I needed a Plan ‘B’.

When I finally worked out the details, even I was impressed. Plan ‘B’ was brilliant. It was foolproof. All I had to do was eat the evidence.

One after the other, I peeled the wrappers open and popped the little treats into my mouth as fast as I could chew.

I ran out of spit halfway through my seventh peanut butter log. My tongue was stuck and I needed water, but water was at home.

I’d never see home again unless I had a plausible reason for being in possession of fifty minus seven individually wrapped bite-size peanut butter logs.

But I didn’t have a reason and I couldn’t lie to Mother. She always knew when her sons were lying and her corrective retribution was swift and horrible. Plan ‘B’ was a failure.

I needed a Plan ‘C’.

The solution was both simple and magnificent. I rolled the bag tightly closed and tossed it casually onto the ground at my feet. I kicked dirt and leaves over my treasure, keeping a sharp lookout for any passerby taking too keen an interest in what I was doing.

The dirty work done, I walked away ten or twelve steps, then sped back to the bag’s shallow grave. I hadn’t completely covered it, so it was easy to find.

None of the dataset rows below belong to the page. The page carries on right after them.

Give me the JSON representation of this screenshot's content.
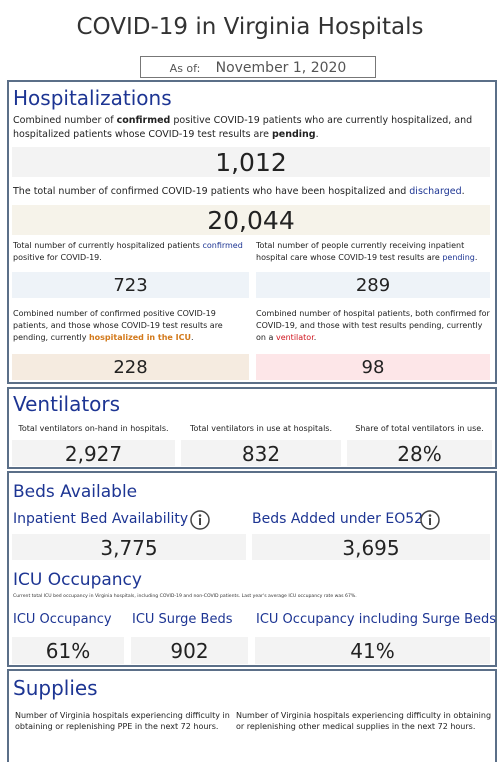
{
  "header": {
    "title": "COVID-19 in Virginia Hospitals",
    "as_of_label": "As of:",
    "as_of_date": "November 1, 2020"
  },
  "hospitalizations": {
    "title": "Hospitalizations",
    "current": {
      "description": [
        "Combined number of ",
        "confirmed",
        " positive COVID-19 patients who are currently hospitalized, and hospitalized patients whose COVID-19 test results are ",
        "pending",
        "."
      ],
      "value": "1,012"
    },
    "discharged": {
      "description": [
        "The total number of confirmed COVID-19 patients who have been hospitalized and ",
        "discharged",
        "."
      ],
      "value": "20,044"
    },
    "confirmed": {
      "description": [
        "Total number of currently hospitalized patients ",
        "confirmed",
        " positive for COVID-19."
      ],
      "value": "723"
    },
    "pending": {
      "description": [
        "Total number of people currently receiving inpatient hospital care whose COVID-19 test results are ",
        "pending",
        "."
      ],
      "value": "289"
    },
    "icu": {
      "description": [
        "Combined number of confirmed positive COVID-19 patients, and those whose COVID-19 test results are pending, currently ",
        "hospitalized in the ICU",
        "."
      ],
      "value": "228"
    },
    "ventilator": {
      "description": [
        "Combined number of hospital patients, both confirmed for COVID-19, and those with test results pending, currently on a ",
        "ventilator",
        "."
      ],
      "value": "98"
    }
  },
  "ventilators": {
    "title": "Ventilators",
    "items": [
      {
        "label": "Total ventilators on-hand in hospitals.",
        "value": "2,927"
      },
      {
        "label": "Total ventilators in use at hospitals.",
        "value": "832"
      },
      {
        "label": "Share of total ventilators in use.",
        "value": "28%"
      }
    ]
  },
  "beds": {
    "title": "Beds Available",
    "items": [
      {
        "label": "Inpatient Bed Availability",
        "value": "3,775"
      },
      {
        "label": "Beds Added under EO52",
        "value": "3,695"
      }
    ],
    "icu_title": "ICU Occupancy",
    "icu_note": "Current total ICU bed occupancy in Virginia hospitals, including COVID-19 and non-COVID patients. Last year's average ICU occupancy rate was 67%.",
    "icu_items": [
      {
        "label": "ICU Occupancy",
        "value": "61%"
      },
      {
        "label": "ICU Surge Beds",
        "value": "902"
      },
      {
        "label": "ICU Occupancy including Surge Beds",
        "value": "41%"
      }
    ]
  },
  "supplies": {
    "title": "Supplies",
    "items": [
      "Number of Virginia hospitals experiencing difficulty in obtaining or replenishing PPE in the next 72 hours.",
      "Number of Virginia hospitals experiencing difficulty in obtaining or replenishing other medical supplies in the next 72 hours."
    ]
  }
}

“Oh, boy!” I shouted, clapping my hands in ersatz glee. Prospective witnesses would swear under oath that I had never before seen my bag of individually wrapped bite-size peanut butter logs. My alibi established, I returned home triumphant, invulnerable.

I didn’t even need to hide the bag. Of course, Mother spotted it immediately.

“What’cha got in that old, filthy bag, Jon-Jon?” The game begins. Pawn to King’s Bishop.

“Nuthin’,” I said. Knight to Queen’s Pawn.

“Lemme see.” No problem. I handed over the bag and grinned as she opened it. Pawn takes Knight. Plan ‘C’ was in full motion.

“Where did you get this?” Bishop to King’s Rook four.

She took the bait! Now all I had to do was to tell her the truth and she’d have no choice but to give me back my bag of peanut butter logs.

“I found it in the woods. I dug it up.” Queen takes Pawn. Checkmate!

“WHAT? You didn’t eat any of these, did you? Tell me you didn’t eat any.” She was upset. This wasn’t supposed to happen. She was supposed to give me my bag of candy and go back to making dinner.

My plan – my Great Plan – was unraveling. It was bursting into flames at Lakehurst. It was going down without enough life boats.

“How many did you eat?” Her voice was low and quaking.

“Seven?” I guessed. This wasn’t checkmate. Where had I gone wrong?

Mother was on the edge of full-blown panic. “Oh, God…stay right there. I’ll call the doctor – oh, I hope they’re not poisoned. No. No, I’ll call the police. They’ll know what to do. We’ll get your stomach pumped.”

Tears cascaded down her face. I never saw the endgame coming.

“Wait a minute,” she said. “What woods? We don’t have any woods.” Her tears dried instantly and she smiled at me. With teeth.

I had crafted the perfect chess match, but Mother had been playing poker.

What I carry today is not so much a scar as it is an inescapable and graphic reminder of a leather strap energetically wielded against my six-year old blue jeans. Most unforgettable of all was that night’s dinner – forty-three individually wrapped bite-size peanut butter logs.